Cache freshness and TTLs

The most common use of the Fastly edge cache is to store HTTP resources, such as webpages, JavaScript, CSS, images and video. It's therefore important that Fastly is able to understand, interpret and act upon the instructions encoded into HTTP responses, which tell us how to cache those objects and for how long.

HINT: We offer several caching interfaces. HTTP cache semantics are currently only supported in the readthrough cache, which is the only cache interface available in VCL services and the most common cache interface used in Compute services.

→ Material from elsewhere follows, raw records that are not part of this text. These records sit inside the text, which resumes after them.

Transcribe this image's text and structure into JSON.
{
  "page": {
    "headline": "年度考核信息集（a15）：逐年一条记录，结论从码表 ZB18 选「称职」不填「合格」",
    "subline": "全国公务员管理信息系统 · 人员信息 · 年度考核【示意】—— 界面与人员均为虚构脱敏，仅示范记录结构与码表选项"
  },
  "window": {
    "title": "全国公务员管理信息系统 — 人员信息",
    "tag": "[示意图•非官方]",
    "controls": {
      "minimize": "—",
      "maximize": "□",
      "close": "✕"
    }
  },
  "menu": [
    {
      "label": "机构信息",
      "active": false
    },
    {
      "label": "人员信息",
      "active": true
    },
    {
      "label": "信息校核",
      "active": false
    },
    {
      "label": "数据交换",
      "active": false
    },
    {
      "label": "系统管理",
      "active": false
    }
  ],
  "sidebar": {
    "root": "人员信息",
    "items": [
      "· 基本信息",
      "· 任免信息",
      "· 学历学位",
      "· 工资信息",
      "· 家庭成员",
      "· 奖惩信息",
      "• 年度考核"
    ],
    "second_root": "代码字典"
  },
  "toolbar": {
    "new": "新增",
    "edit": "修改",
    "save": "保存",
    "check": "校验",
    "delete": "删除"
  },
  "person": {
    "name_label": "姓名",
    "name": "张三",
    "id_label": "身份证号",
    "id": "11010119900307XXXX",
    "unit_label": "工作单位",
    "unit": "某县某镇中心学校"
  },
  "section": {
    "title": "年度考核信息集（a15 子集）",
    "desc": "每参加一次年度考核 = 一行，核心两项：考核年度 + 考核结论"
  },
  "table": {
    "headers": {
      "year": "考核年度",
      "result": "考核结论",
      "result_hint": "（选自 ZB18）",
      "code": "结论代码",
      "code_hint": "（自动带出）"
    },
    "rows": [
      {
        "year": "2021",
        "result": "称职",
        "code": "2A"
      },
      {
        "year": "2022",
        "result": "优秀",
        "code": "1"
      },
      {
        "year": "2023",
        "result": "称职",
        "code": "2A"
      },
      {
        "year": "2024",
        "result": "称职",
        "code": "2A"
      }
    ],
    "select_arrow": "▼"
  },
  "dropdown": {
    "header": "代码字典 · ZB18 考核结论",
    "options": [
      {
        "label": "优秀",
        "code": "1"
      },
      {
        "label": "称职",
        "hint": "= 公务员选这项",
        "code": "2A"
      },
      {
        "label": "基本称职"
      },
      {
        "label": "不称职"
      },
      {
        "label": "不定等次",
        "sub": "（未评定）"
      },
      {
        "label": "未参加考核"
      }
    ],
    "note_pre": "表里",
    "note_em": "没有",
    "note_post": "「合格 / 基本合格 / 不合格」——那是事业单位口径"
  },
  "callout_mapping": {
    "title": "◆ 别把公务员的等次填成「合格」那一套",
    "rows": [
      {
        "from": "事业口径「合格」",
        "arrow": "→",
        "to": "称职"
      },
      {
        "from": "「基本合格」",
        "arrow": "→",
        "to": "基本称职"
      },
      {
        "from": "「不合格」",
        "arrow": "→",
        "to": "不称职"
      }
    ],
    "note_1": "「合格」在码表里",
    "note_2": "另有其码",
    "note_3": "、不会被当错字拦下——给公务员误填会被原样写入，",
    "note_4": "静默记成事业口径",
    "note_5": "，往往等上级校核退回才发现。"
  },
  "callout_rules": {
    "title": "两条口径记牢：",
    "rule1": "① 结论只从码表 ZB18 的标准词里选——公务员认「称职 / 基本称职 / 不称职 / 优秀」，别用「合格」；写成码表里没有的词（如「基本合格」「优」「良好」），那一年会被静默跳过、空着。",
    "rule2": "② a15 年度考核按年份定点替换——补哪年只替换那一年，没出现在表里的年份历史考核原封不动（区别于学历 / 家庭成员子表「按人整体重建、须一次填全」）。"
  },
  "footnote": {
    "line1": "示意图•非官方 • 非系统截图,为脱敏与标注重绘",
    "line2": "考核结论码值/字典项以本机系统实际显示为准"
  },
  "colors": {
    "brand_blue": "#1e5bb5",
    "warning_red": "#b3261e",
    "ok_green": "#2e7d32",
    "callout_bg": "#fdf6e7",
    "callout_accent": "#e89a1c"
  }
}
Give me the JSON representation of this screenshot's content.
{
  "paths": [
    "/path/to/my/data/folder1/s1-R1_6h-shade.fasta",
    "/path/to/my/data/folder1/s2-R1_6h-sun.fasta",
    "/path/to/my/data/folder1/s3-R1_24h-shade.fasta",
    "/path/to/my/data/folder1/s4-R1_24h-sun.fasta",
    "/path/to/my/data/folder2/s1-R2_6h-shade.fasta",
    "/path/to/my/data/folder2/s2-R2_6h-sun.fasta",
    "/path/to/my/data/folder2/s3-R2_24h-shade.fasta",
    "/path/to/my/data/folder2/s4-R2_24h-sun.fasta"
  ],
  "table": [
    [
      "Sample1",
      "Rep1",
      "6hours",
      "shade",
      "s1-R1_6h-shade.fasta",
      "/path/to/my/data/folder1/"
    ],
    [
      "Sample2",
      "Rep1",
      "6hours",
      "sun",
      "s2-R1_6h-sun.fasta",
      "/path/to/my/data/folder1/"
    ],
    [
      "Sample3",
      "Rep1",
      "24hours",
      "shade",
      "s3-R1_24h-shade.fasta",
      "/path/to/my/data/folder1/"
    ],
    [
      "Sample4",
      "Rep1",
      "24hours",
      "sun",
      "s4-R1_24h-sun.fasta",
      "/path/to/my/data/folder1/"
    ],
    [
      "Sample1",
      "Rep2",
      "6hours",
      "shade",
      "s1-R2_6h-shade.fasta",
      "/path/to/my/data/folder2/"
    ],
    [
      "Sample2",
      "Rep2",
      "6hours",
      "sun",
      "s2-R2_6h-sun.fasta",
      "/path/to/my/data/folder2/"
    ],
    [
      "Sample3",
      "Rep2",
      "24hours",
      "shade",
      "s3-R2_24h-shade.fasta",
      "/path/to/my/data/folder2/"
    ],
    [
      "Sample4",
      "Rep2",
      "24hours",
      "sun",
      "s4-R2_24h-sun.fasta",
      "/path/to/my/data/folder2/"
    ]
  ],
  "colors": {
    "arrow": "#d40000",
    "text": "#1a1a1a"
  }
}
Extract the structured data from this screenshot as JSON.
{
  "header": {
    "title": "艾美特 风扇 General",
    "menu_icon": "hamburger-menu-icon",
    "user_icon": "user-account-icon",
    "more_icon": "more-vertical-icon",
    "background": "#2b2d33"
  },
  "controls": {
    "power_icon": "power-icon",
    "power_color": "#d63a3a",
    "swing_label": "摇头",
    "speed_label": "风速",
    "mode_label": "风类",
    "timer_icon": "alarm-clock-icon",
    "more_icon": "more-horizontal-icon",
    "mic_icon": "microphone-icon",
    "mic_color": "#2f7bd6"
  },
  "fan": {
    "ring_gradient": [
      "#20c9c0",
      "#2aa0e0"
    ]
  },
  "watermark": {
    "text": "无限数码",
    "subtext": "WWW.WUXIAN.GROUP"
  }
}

This page describes how we determine how long to cache HTTP resources for and, therefore, how you can effectively control Fastly's caching behavior.

Response processing

The most common (and best practice) means of controlling cache lifetime is by setting an appropriate Cache-Control header on an origin response. When a response is received from a backend server, the cache will parse relevant response headers in an attempt to determine whether it can be cached, and for how long. In VCL services you can modify these decisions in the vcl_fetch subroutine.

Parsing cache semantics

HTTP responses are parsed for the following cache semantics:

PropertyParsing logicDefault
Is response cacheable?If the fetch is a result of an earlier explicit pass on the request, then no; otherwise
if the fetch is a result of a hit-for-pass, then no; otherwise
if HTTP status is 200, 203, 300, 301, 302, 404, or 410, then yes;
otherwise no
Cache TTLResponse headers in order of preference:
Surrogate-Control: max-age={n}, otherwise
Cache-Control: s-maxage={n}, otherwise
Cache-Control: max-age={n}, otherwise
Expires: {date}
2 min
Stale-while-revalidate TTLResponse headers in order of preference:
Surrogate-Control: stale-while-revalidate={n}, otherwise
Cache-Control: stale-while-revalidate={n}
Stale-if-error TTLResponse headers in order of preference:
Surrogate-Control: stale-if-error={n}, otherwise
Cache-Control: stale-if-error={n}

For example, an HTTP 200 (OK) response with no cache-freshness indicators in the response headers is cacheable and will have a TTL of 2 minutes. A 500 Internal Server Error response with Cache-Control: max-age=300 is not cacheable, because of its HTTP status code, and therefore the 5 minute TTL (300 seconds) indicated in the Cache-Control header is irrelevant.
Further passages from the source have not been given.